Deze uitspraak is gedaan door mr. A. van Dongen, voorzitter, mr. R.F.C. Spek en mr. G.B.A. Brummer, in tegenwoordigheid van drs. S. Darwinkel als griffier.
De beslissing is op 5 februari 2019 in het openbaar uitgesproken.
De griffier, De voorzitter,
(S. Darwinkel) (A. van Dongen)
Afschriften zijn aangetekend per post verzonden op 5 februari 2019.
Tegen deze uitspraak kunnen beide partijen binnen zes weken na de verzenddatum beroep in cassatie instellen bij
de Hoge Raad der Nederlanden (belastingkamer),
Postbus 20303,
2500 EH DEN HAAG.
Daarbij moet het volgende in acht worden genomen:
1. bij het beroepschrift wordt een afschrift van deze uitspraak overgelegd;
2 – het beroepschrift moet ondertekend zijn en ten minste het volgende vermelden:
a. de naam en het adres van de indiener;
b. de dagtekening;
c. een omschrijving van de uitspraak waartegen het beroep in cassatie is gericht;
d. de gronden van het beroep in cassatie.

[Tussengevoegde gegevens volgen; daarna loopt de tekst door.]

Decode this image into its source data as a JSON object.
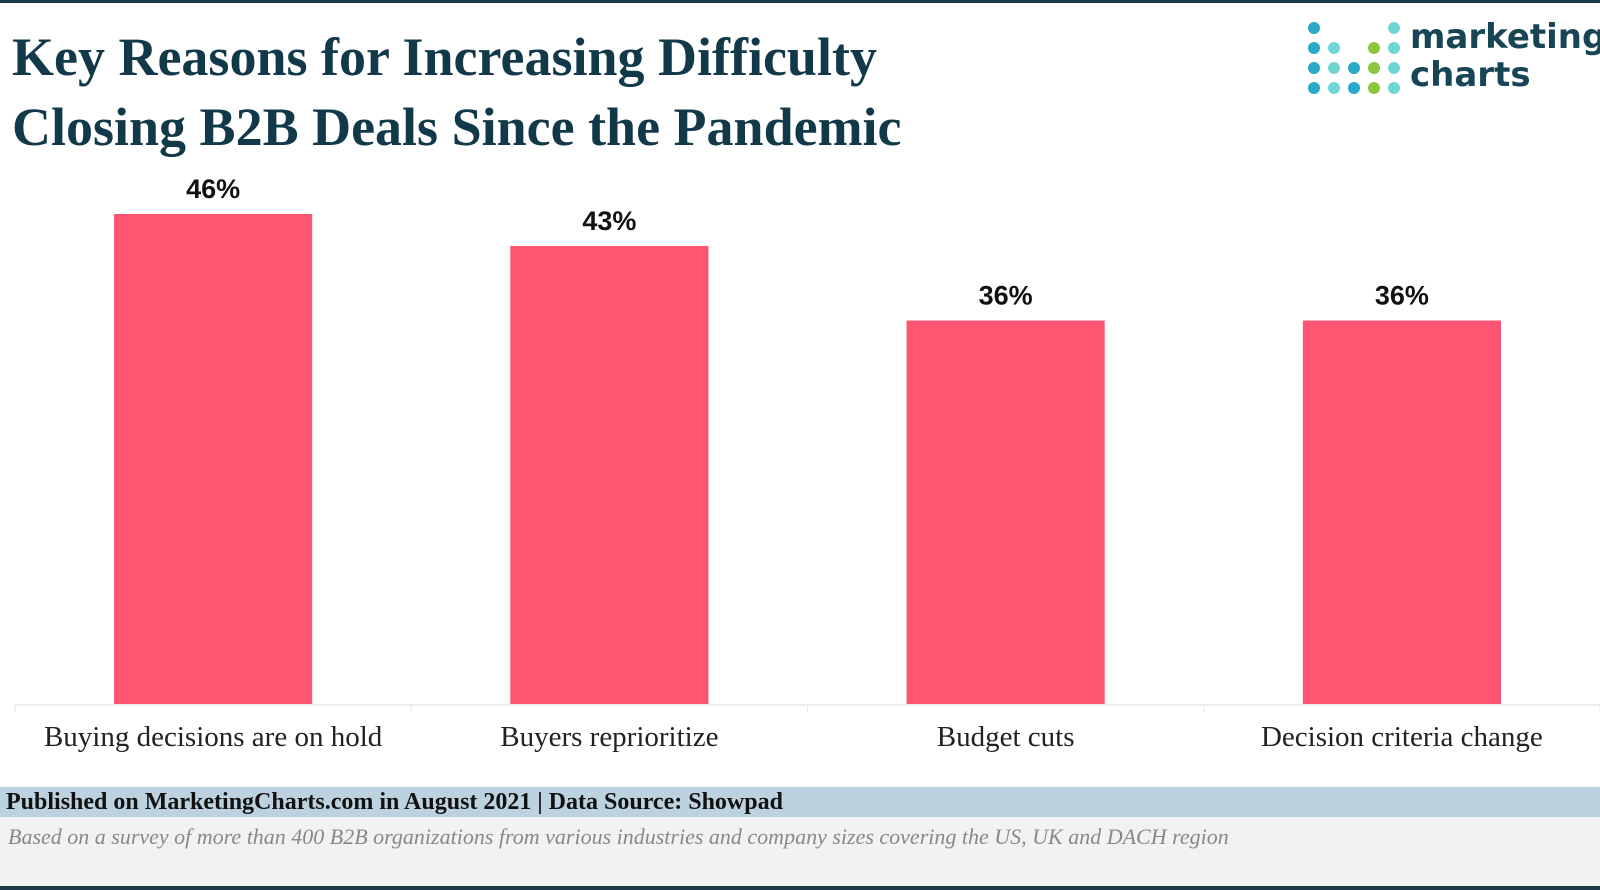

Voor het instellen van beroep in cassatie is griffierecht verschuldigd. Na het instellen van beroep in cassatie ontvangt de indiener een nota griffierecht van de griffier van de Hoge Raad. In het cassatieberoepschrift kan de Hoge Raad verzocht worden om de wederpartij te veroordelen in de proceskosten.